22.4.1746. Gli spagnoli si arrendono. Parma è austriaca
22 aprile 1746 – Gli Spagnoli si arrendono agli Austriaci e cedono Parma. La città è cinta d’assedio fin dai primi del mese, difesa in ogni modo dal marchese del Castellar, che per rinforzare le mura ha fatto sequestrare perfino le botti e i tini che stavano nelle cantine della gente a far invecchiare il vino. Troppo poco per resistere ai cannoni di Vienna.
È da un anno che in pianura Padana corrono gli eserciti. Da una parte ci sono Francesi e Spagnoli; dall’altra gli Austriaci con i Piemontesi, supportati anche dall’Inghilterra. Come sempre in questi casi, il primo problema è il cibo, perché i soldati razziano e ostacolano il lavoro nei campi. Manca anche la legna da ardere, tanto che da metà aprile i fornai non sanno più come cuocere il pane. Il giorno 15, gli assedianti deviano il corso del torrente Parma per lasciare i parmigiani pure senza acqua.
Antonio Sgavetti, un barbiere che tiene un diario quotidiano di questi eventi, il 22 scrive: “Oggi più d’ognaltro giorno si sente Cannonate, sì dal Castello che da Baloardi, cosa anche questa che inquieta il Popolo: le aque non corrono […]. Si vive, ma con scarcezza e penuria di tutto Cosa, non più veduta [da] secoli più di 3 alla simile” (da 300 anni non si vede una simile scarsezza di cibo).
Il marchese del Castellar spera che arrivino presto rinforzi da nord, ma la piena del Taro blocca le forze Francesi inviate ad aiutare Parma. Non resta che capitolare. Il marchese fugge il 19 e la mattina dopo Parma è consegnata agli Austriaci. Un manipolo di soldati borbonici ancora resiste, asserragliato nella Cittadella:
“Alle ore 4 e meza, improvvisamente si cominciò ad’udire non so che tiri dalla Fortezza; ma dalle 5 alle 8 e meza fu un fuoco il più infernale che possa udirsi al mondo, fuoco di spingarde e Moschetti, e si volle vi fosse delle Granate; fu una cosa che tutta la città fu sorpresa. Alle 10 Cominciò il Cannone a simil fuoco del antedetto, ma con Granate Reali, cosa che parea un Tuono Continuo d’Inferno, l’Altissimo si aiuti e Maria Santissima e Nostri Santi protettori, altrimenti siamo ad’un mal termine”, scrive sempre Sgavetti.
Ma pian piano, anche la gran parte dei soldati della Cittadella cede, alcuni disertando e gli altri alzando bandiera bianca nella notte fra 22 e 23.

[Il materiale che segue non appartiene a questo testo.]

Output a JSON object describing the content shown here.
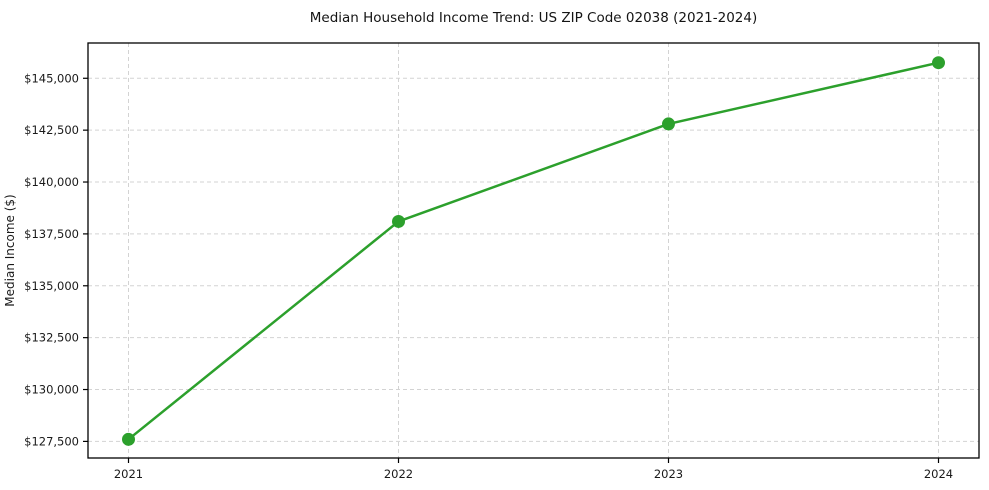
{
  "chart_data": {
    "type": "line",
    "title": "Median Household Income Trend: US ZIP Code 02038 (2021-2024)",
    "xlabel": "",
    "ylabel": "Median Income ($)",
    "series_name": "median-household-income",
    "x": [
      2021,
      2022,
      2023,
      2024
    ],
    "x_tick_labels": [
      "2021",
      "2022",
      "2023",
      "2024"
    ],
    "values": [
      127600,
      138100,
      142800,
      145750
    ],
    "y_tick_values": [
      127500,
      130000,
      132500,
      135000,
      137500,
      140000,
      142500,
      145000
    ],
    "y_tick_labels": [
      "$127,500",
      "$130,000",
      "$132,500",
      "$135,000",
      "$137,500",
      "$140,000",
      "$142,500",
      "$145,000"
    ],
    "xlim": [
      2020.85,
      2024.15
    ],
    "ylim": [
      126700,
      146700
    ],
    "grid": "dashed, horizontal and vertical at ticks",
    "legend": "none",
    "colors": {
      "line": "#2ca02c",
      "marker": "#2ca02c",
      "grid": "#d3d3d3",
      "spine": "#000000",
      "text": "#1a1a1a",
      "background": "#ffffff"
    }
  }
}
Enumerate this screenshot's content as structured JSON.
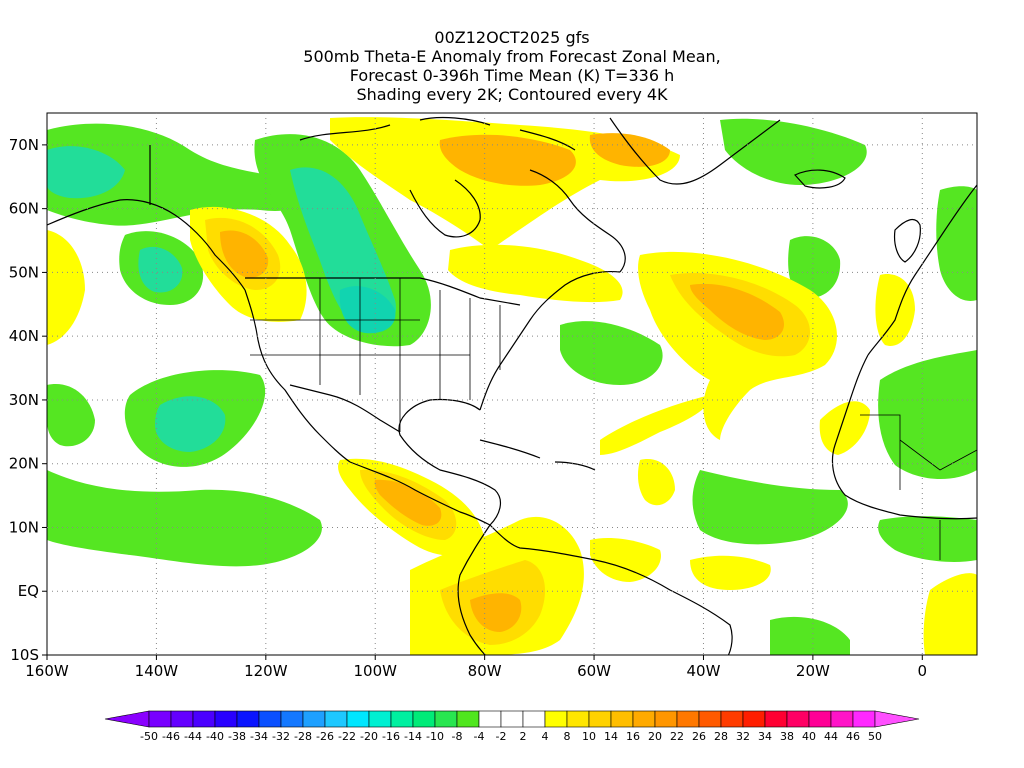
{
  "titles": {
    "line1": "00Z12OCT2025 gfs",
    "line2": "500mb Theta-E Anomaly from Forecast Zonal Mean,",
    "line3": "Forecast 0-396h Time Mean (K) T=336 h",
    "line4": "Shading every 2K; Contoured every 4K"
  },
  "map": {
    "lon_range": [
      -160,
      10
    ],
    "lat_range": [
      -10,
      75
    ],
    "lon_ticks": [
      "160W",
      "140W",
      "120W",
      "100W",
      "80W",
      "60W",
      "40W",
      "20W",
      "0"
    ],
    "lon_tick_values": [
      -160,
      -140,
      -120,
      -100,
      -80,
      -60,
      -40,
      -20,
      0
    ],
    "lat_ticks": [
      "70N",
      "60N",
      "50N",
      "40N",
      "30N",
      "20N",
      "10N",
      "EQ",
      "10S"
    ],
    "lat_tick_values": [
      70,
      60,
      50,
      40,
      30,
      20,
      10,
      0,
      -10
    ],
    "grid": true
  },
  "colorbar": {
    "labels": [
      "-50",
      "-46",
      "-44",
      "-40",
      "-38",
      "-34",
      "-32",
      "-28",
      "-26",
      "-22",
      "-20",
      "-16",
      "-14",
      "-10",
      "-8",
      "-4",
      "-2",
      "2",
      "4",
      "8",
      "10",
      "14",
      "16",
      "20",
      "22",
      "26",
      "28",
      "32",
      "34",
      "38",
      "40",
      "44",
      "46",
      "50"
    ],
    "colors": [
      "#8a00ff",
      "#7800ff",
      "#6400ff",
      "#4b00ff",
      "#2800ff",
      "#0a14ff",
      "#0a50ff",
      "#1478ff",
      "#1ea0ff",
      "#1ec8ff",
      "#00e6ff",
      "#00f0d2",
      "#00f0a0",
      "#00eb78",
      "#28e650",
      "#50e61e",
      "#ffffff",
      "#ffffff",
      "#ffffff",
      "#ffff00",
      "#ffe600",
      "#ffd200",
      "#ffbe00",
      "#ffaa00",
      "#ff9600",
      "#ff7800",
      "#ff5a00",
      "#ff3c00",
      "#ff1e00",
      "#ff0032",
      "#ff0064",
      "#ff0096",
      "#ff14c8",
      "#ff28ff",
      "#ff50ff"
    ]
  },
  "shading_colors": {
    "green": "#55e622",
    "light_green": "#33e655",
    "cyan_green": "#22dd99",
    "teal": "#11d4b0",
    "yellow": "#ffff00",
    "gold": "#ffdd00",
    "orange": "#ffb400",
    "dark_orange": "#ff9a00"
  }
}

La guerra è finita? Ancora no. Continua altrove, per un altro anno e mezzo, a Piacenza, in Veneto, in Provenza. Parma non sente più il rombo dei cannoni, ma paga comunque. Paga 200 carri con relativi buoi come risarcimento di guerra per non essersi arresa. Paga con l’arresto o l’esilio di tutti i sostenitori degli spagnoli o che semplicemente avevano pubblicamente apprezzato il loro effimero ritorno. Paga il mantenimento di numerose truppe acquartierate nel Ducato, ben sette reggimenti nel 1747. Paga con tasse aumentate in misura sensibilissima. Paga con un’epidemia fra il bestiame che svuota molte stalle.
Molte volte nei secoli la guerra ha visitato Parma e questa è una di quelle. Guerra inutile, perché alla fine, firmata la pace, gli austriaci restituiscono Parma al duca Filippo di Borbone che vi entra senza sparare un colpo.